Лениво встает с кровати, надевает очень красивый, явно дорогой халат, смотрит в окно.
С добрым утром, любимый город. Без утреннего кофе я люблю тебя чуть меньше. Но ты меня любишь как всегда, потому что я этого достойна. Тьфу… Надо прекратить так много смотреть телевизор. Эти рекламные слоганы просто замещают нормальную речь… Хотя… с другой стороны, что в этом плохого? Рекламные слоганы сочиняют профессиональные писатели, то есть, это вполне литературный язык. Да! Значит, я достойна всего, что у меня есть и что еще будет. А всё, что будет – будет ещё лучше, чем есть! (Прислушивается к тому, что только что сказала) Звучит по-дурацки, но зато позитивная установка на весь день. Надо записать! (пододвигает к себе диктофон, повторяет фразу.) Я достойна всего, что у меня есть и всего, что еще будет. А всё, что будет – будет ещё лучше, чем есть.
Напевая, уходит на кухню, оттуда слышен её голос.
Всё будет хорошо,
К чему такие спешки.
Всё будет хорошо,
И в дамки выйдут пешки.
И будет шум и гам,
И будут сны к деньгам,
И дождички пройдут по четвергам.
На кухне что-то с грохотом падает.
Чёрт… ну, и ладно. Могу выпить растворимый.
Песня звучит снова, но уже не так оптимистично.

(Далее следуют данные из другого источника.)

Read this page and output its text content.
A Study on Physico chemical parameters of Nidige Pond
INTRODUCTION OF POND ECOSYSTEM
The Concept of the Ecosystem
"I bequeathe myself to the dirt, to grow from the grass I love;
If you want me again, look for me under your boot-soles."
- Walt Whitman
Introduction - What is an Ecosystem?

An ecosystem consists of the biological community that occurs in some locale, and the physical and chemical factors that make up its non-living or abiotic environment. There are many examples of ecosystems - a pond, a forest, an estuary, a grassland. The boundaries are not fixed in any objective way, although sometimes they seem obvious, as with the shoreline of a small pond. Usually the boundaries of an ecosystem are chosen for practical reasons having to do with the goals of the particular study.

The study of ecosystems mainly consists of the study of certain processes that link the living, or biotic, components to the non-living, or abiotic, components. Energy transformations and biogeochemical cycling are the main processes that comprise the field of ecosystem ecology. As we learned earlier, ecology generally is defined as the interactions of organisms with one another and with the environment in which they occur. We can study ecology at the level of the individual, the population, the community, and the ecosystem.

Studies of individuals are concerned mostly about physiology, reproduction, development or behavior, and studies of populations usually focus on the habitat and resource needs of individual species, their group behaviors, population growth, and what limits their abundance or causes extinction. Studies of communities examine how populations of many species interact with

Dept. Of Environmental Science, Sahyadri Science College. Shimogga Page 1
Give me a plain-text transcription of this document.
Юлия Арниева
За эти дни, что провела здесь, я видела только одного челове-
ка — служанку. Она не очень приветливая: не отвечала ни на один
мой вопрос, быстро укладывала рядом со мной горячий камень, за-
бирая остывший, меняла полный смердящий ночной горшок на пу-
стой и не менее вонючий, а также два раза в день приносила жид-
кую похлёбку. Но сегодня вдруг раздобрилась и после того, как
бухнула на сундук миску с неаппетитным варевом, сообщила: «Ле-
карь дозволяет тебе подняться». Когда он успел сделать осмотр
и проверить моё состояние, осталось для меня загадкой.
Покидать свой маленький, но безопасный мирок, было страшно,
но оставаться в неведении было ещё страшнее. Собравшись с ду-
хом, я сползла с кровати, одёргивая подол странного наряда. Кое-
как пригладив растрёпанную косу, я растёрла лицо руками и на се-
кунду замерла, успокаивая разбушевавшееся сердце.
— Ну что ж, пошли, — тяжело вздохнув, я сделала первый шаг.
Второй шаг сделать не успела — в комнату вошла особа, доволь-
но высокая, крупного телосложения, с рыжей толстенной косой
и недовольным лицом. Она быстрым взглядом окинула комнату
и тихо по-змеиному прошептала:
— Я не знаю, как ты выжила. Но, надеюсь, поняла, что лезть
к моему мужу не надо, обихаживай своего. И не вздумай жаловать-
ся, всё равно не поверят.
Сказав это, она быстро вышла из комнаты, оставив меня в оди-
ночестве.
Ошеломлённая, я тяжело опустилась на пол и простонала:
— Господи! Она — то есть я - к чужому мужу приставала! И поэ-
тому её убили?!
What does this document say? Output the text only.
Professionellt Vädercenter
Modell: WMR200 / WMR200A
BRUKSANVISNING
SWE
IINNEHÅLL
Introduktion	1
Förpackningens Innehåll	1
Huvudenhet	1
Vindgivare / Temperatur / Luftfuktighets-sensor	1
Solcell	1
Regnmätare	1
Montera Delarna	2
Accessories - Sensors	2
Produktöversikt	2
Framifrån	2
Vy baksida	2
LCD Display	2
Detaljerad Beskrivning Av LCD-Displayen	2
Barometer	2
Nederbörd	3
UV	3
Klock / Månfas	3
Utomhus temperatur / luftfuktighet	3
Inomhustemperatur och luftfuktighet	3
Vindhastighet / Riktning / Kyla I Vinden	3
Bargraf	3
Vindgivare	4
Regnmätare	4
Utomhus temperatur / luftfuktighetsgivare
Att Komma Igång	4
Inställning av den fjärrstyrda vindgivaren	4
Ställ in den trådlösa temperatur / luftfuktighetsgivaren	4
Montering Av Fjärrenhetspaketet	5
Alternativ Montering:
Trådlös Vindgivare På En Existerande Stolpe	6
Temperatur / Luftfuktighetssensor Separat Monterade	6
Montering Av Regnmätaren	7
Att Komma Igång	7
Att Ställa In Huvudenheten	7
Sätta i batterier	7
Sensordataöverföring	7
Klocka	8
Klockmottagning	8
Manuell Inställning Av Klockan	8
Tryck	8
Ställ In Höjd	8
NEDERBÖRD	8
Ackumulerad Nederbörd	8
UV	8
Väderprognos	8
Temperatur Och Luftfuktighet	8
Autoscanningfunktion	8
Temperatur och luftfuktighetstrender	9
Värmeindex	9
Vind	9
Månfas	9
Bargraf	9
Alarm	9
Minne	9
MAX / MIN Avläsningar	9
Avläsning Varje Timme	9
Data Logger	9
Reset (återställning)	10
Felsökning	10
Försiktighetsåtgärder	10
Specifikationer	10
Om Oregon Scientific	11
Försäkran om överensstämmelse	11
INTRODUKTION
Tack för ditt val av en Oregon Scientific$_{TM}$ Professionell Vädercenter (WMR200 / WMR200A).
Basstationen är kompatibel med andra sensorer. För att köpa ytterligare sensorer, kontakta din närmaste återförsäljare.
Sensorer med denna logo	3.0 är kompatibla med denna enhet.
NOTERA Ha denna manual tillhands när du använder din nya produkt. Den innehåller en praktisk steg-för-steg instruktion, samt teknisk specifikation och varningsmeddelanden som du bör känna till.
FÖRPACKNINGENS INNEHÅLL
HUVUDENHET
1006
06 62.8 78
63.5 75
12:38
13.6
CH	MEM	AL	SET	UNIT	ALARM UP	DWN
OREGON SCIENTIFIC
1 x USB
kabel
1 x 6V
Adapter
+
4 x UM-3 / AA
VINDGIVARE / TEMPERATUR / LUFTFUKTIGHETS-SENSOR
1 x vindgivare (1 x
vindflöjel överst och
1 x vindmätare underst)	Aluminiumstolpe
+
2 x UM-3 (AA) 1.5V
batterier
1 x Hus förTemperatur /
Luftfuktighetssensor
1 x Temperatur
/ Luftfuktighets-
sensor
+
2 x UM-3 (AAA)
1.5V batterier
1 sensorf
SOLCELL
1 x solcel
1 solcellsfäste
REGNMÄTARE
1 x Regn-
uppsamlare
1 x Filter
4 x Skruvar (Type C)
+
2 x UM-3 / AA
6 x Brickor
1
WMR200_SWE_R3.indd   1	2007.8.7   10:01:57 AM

Она возвращается в комнату с чашкой кофе.
Так, какие у меня на сегодня планы?
Включает диктофон на воспроизведение. Слышен ее голос в записи.
«Спокойно ночи, милая Зухра. Сладких тебе снов, дорогая. Не забудь, что завтра у тебя: по пробуждении – несколько слов к мемуарам…»
Она. Это можно уже вычеркнуть.
Голос на диктофоне продолжает:
«В 11.30 – пятнадцатая серия твоего любимого сериала, в 14.00 – бассейн и тренажёрный зал, 16.40 – косметолог, а вечером ты приглашена на концерт…»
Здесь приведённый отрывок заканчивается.